Dr. Walsh: Before the discovery, prior to 1980, everyone who had his prostate removed for cancer was impotent. It was believed that the nerves ran through the prostate. Following an operation in 1977, a patient reported to me that he was fully potent. So I knew that the standard belief that the nerves ran through the prostate could not be correct. But I did not know where they were. I was not until February 13, 1981, that I was able to discover where they are located. Upon that basis, I developed radical prostatectomy.

MedTech1: What percentage of men remains potent after this procedure now?

Dr. Walsh: In men under the age of 65, in my hands, 86 percent of patients are potent following surgery. Previously, it was zero.

MedTech1: What about urinary function?

Dr. Walsh: I tell patients that the likelihood that they will have a long-term, significant problem with urinary control is about 2 percent.

MedTech1: Brachytherapy is another procedure used to treat prostate cancer. Do you see it someday replacing radical prostatectomy?

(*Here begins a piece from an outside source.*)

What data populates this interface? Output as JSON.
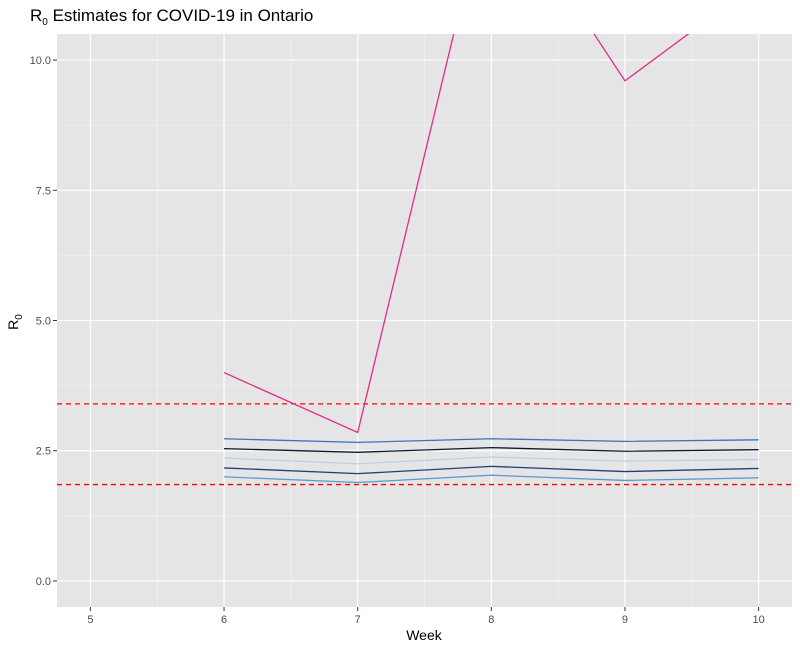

Dr. Walsh: Brachytherapy was widely used 20 years ago, and it was subsequently shown that it did not completely control the cancer well enough. Unfortunately, many of the men who received it in those days ultimately died from prostate cancer. Today, it is believed that the treatment is better. I am skeptical about this. Actually, we at Johns Hopkins do not offer brachytehrapy as monotherapy, or the only form of treatment for anyone with prostate cancer. I believe if someone wants to have seeds used, it is necessary also to give external beam radiotherapy. To cure prostate cancer, you have to eliminate the entire prostate because these cancers are usually so widely dispersed throughout the prostate. I am skeptical that radioactive seeds alone can accomplish this goal.

MedTech1: How do you present radical prostatectomy as an option to your patients?

Dr. Walsh: I tell my patients what the options are. We do over 1000 radical prostatectomies per year at Johns Hopkins. My biggest problem every day is trying to tell people I cannot take care of them.